Below is something I saw on Reddit (lots of crap there but useful stuff too) one of the better summaries I've seen of the research
- The goal of resistance training is to apply tension to muscle. Provided tension is applied, the modality used to do so does not make any difference. This is well established in the scientific literature, experimentally, and is also congruent with our mechanistic understanding of resistance training. People can build muscle with barbells, dumbbells, machines, calisthenics etc. This should be non-controversial
- The "hypertrophy rep range" is actually quite large. Research has shown equal hypertrophy from low load and high load training, provided the sets are taken to, or close to failure. This has been demonstrated from about 5 to 35 reps. Reps higher than 35 still promote hypertrophy (iv'e seen sets in the 70's result in hypertrophy in research), but with a less robust responses, probably because central factors limit the set, and not muscular failure. Again, this is WELL established in the literature at this point, and is not considered controversial in exercise science. It has been replicated over and over again, is congruent with out understanding of the size principle, motor unit recruitment, etc., as well as supported by probably 100+ years of anecdotal experience by bodybuilders. Plenty of old school guys trained with high reps, well before steroids were available. Premise 2 should also be non-controversial at this point.
- Training volume drives gains... to a point. Research looking at how volume impacts hypertrophy pretty reliably shows a dose response, albeit with diminishing returns. The more volume (as in sets close to failure) that you can accumulate AND RECOVER FROM, the better gains, on average, you can experience. ON AVERAGE, more weekly sets is better than fewer sets. Eventually you will likely encounter your maximum recoverable volume (MRV), which varies from individual and WITHIN the individual based on lifestyle factors. It's the point where additional volume will likely have deleterious effects. This is probably quite high for many people, and probably not usually limited my muscular capacity, but rather connective tissue, motivation, etc. This is also well established in the exercise science literature at this point. Your exercise selection has HUGE impacts on how much volume you can recover from each week.
- Frequency is just a function of volume distribution.
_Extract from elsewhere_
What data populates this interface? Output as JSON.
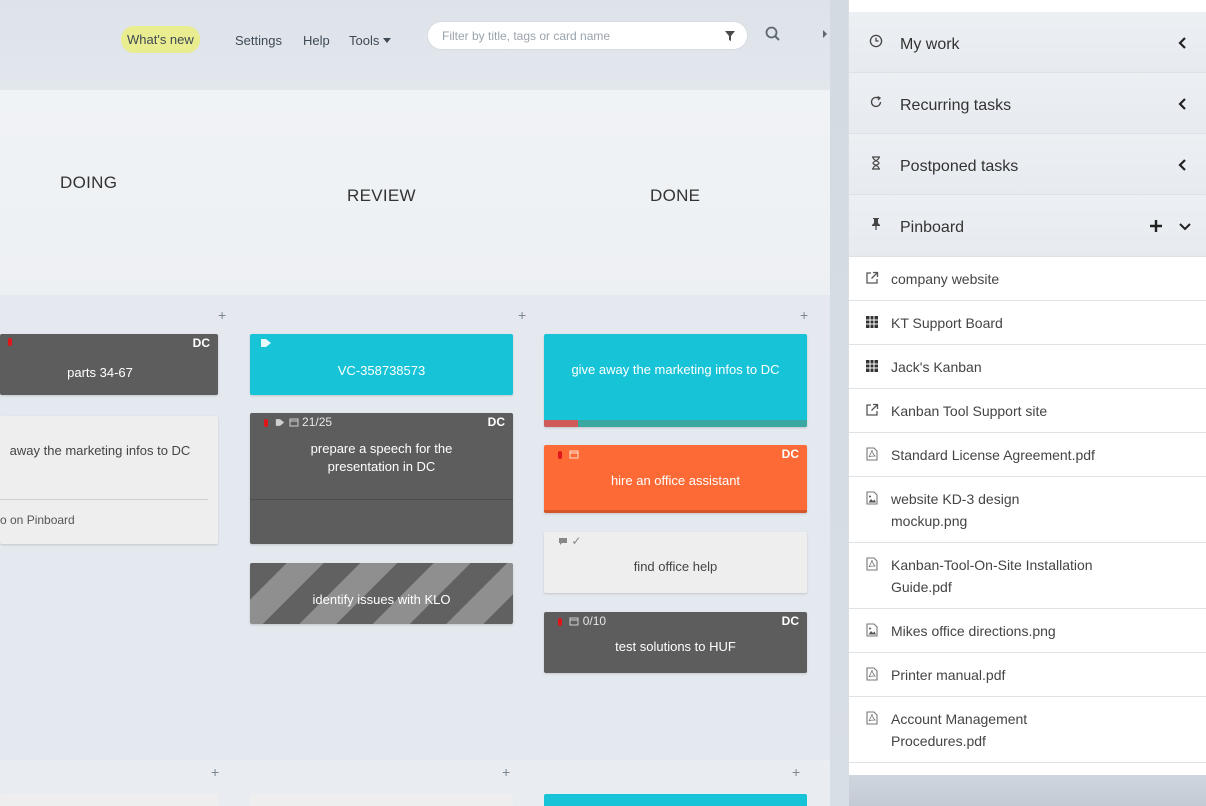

Weekly volume, regardless of the distribution, has a much greater correlation with hypertrophy than frequency. If anything, some research shows a trend for improved gains with high frequency, but I think this could be an artifact of a new training stimulus, and not due to frequency itself. The meta's on the subject don't support strong independent effects for frequency. There is research showing that distributing a given volume over more sessions reduces the perceived effort to complete the same volume. But ultimately, frequency is simple a function of volume distribution.
When we consider these points, it starts to make sense how a push up, or pull up, can provide enough tension on the muscle to elicit a growth response. As long as an effort threshold is met, ie a set is taken to, or close to failure, repetition range is not particularly important. While you do not have to train to failure to get a growth response, if an exercise it so easy that you are literally unable to hit failure with it even if you tried, then it probably does not have a lot of potential as a hypertrophic stimulus. As long as you can achieve failure with it, and that failure is the result of achieving muscular failure, then the movement still has potential to stimulate growth. As for progressive overload, our ability to do more is the result of the adaptions we experience from crossing this effort threshold- not the other way around. Doing more reps, doing them with better form, doing them weighted, doing more volume, doing them with better mind/muscle connection is a function of getting stronger.
For my personal history... I've been training since I was a kid. Calisthenics have always been a huge part of my training, even when I was lifting. It's difficult to attribute what development was from what modality, and I don't think of it like this. I look at
all exercise as a tool to apply mechanical tension, and I don't consider a push up to be, in that respect, fundamentally different than a bench press insofar as they are both tools to apply tension to the pushing musculature. To me, the question of trying to figure out what exercises account for what gains is really the wrong question to ask. It's all the same. Certainly deadlifts train
more of the bodies musculature than pull ups, but they both can build pretty awesome backs.